— Мисс Полдарк приходится мне кем-то вроде кузины, хотя наши родственные связи очень сложны.
— Прошу, расскажите об этом.
— Понимаете, кузен её отца женился на моей матери. Потом он погиб в результате несчастного случая, мать вышла замуж за сэра Джорджа Уорлеггана, в результате чего на свет появился я.
— Я вообще не называла бы это родством, — сказала миссис Поуп.
— Именно так я и сказал мисс Полдарк.
Селина Поуп, светловолосая и стройная, с тонкими чертами лица, высоким лбом и изящными локонами, внезапно напомнила Валентину мать. Он вздрогнул и на мгновение прикрыл глаза.
— Что с вами? — спросила миссис Поуп. — Я вас чем-то расстроила?
— Несомненно, — ответил Валентин, приходя в себя. — Тем, что, пусть и в шутку, обвинили меня в пренебрежении такой красотой и обаянием.
— О, благодарю вас, — сказала миссис Поуп. — Но моё обвинение — не шутка, я совершенно серьёзна.
Когда она улыбалась, сходство с Элизабет исчезало. Губы у миссис Поуп были более упрямыми, глаза чуть косили, а выражение лица казалось менее сдержанным.
— Что ж, — сказал Валентин, — поскольку я обвинён, признан виновным и осуждён без суда и следствия, каков же мой приговор?
— Ох, сэр, я не судья, я жертва.
— Тогда я вынесу себе приговор сам: постоянное внимание к вам на весь остаток вечера.
Селина Поуп осторожно облизнула губы кончиком языка. Молодой человек казался таким зрелым, а его манеры — столь настойчивыми, что вряд ли стоило обращать внимание на то, что она более чем на десяток лет старше.
— Это ваш отчим? — бесхитростно спросил Валентин.
— Нет, мой муж.
— О, простите. А эти две юные леди?
— Его дочери от предыдущего брака.
— И вы живёте по соседству, миссис Поуп?
— В Плейс-хаусе. Прежде он принадлежал Тревонансам.
— Да, это мне известно. Вы часто бываете в обществе?
— Нас редко приглашают, — откровенно призналась миссис Поуп.
— Тогда вы позволите мне навестить вас?
— То есть моих падчериц?
Валентин бросил на неё отнюдь не невинный взгляд.
— Да, разумеется...
В столовую заглядывало заходящее солнце, в лучах плыли блики пылинок, шум разговоров повышался и снова затихал...

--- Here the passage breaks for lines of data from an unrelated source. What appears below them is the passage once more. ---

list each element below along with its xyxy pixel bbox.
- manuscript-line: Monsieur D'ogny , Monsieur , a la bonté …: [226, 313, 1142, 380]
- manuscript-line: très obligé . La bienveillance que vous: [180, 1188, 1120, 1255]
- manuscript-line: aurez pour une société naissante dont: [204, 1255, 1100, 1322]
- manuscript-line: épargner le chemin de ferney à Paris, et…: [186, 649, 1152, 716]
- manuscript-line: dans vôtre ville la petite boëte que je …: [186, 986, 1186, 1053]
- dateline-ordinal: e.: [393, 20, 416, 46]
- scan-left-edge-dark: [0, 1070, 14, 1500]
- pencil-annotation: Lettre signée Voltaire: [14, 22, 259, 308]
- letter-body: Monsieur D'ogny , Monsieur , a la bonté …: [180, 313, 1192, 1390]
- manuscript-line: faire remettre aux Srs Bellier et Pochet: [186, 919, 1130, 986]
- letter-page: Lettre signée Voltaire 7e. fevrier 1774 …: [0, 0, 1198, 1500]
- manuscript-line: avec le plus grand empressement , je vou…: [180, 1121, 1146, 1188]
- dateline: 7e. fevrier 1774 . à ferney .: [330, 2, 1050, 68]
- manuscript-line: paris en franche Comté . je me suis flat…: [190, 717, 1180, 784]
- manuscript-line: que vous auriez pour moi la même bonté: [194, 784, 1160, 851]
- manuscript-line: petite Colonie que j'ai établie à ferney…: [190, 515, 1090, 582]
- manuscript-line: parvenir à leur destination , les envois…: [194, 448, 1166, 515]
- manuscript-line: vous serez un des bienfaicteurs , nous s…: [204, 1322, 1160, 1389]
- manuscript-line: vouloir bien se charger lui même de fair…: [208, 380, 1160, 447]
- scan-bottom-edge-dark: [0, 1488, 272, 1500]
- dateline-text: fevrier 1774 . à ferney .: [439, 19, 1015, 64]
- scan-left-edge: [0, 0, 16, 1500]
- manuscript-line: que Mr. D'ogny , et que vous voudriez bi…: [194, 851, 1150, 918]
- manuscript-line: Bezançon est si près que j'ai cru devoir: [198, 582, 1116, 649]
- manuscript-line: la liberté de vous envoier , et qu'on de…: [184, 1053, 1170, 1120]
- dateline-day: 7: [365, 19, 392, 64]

— Я не знаю, как расценивать ваше признание, сэр Джордж, — сказала леди Харриет, — как великолепный комплимент или величайшее оскорбление.
— Оскорбление? Как это возможно?
— Я абсолютно уверена, что вы испытываете ко мне самые искренние чувства. Поскольку вы, вероятно, осведомлены о том, какие о вас ходят слухи, вас не обидит, если я скажу, что глубоко впечатлена тем, как вы рисковали ради меня — особенно учитывая вашу репутацию. Вашу осторожность. Коммерческую расчётливость. И даже — иногда — излишнюю бережливость.
Джордж пристально смотрел на стоящую перед ним тарелку, не прикасаясь к еде.
— Итак?
— Да? — спросила она.
— В этом причина вашей обиды?
— Нет, это признание комплимента. Меня оскорбляет, что вы, сэр Джордж, считаете, будто я подобна множеству других вещей в вашей жизни, и вы можете меня купить.
— Нет, нет! У меня вовсе не было такого намерения!
— Тогда прошу вас, скажите, как это понимать?
Джордж, как загнанный разъярённый бык, окинул взглядом стол, но все присутствующие казались полностью поглощёнными собственной едой и разговорами.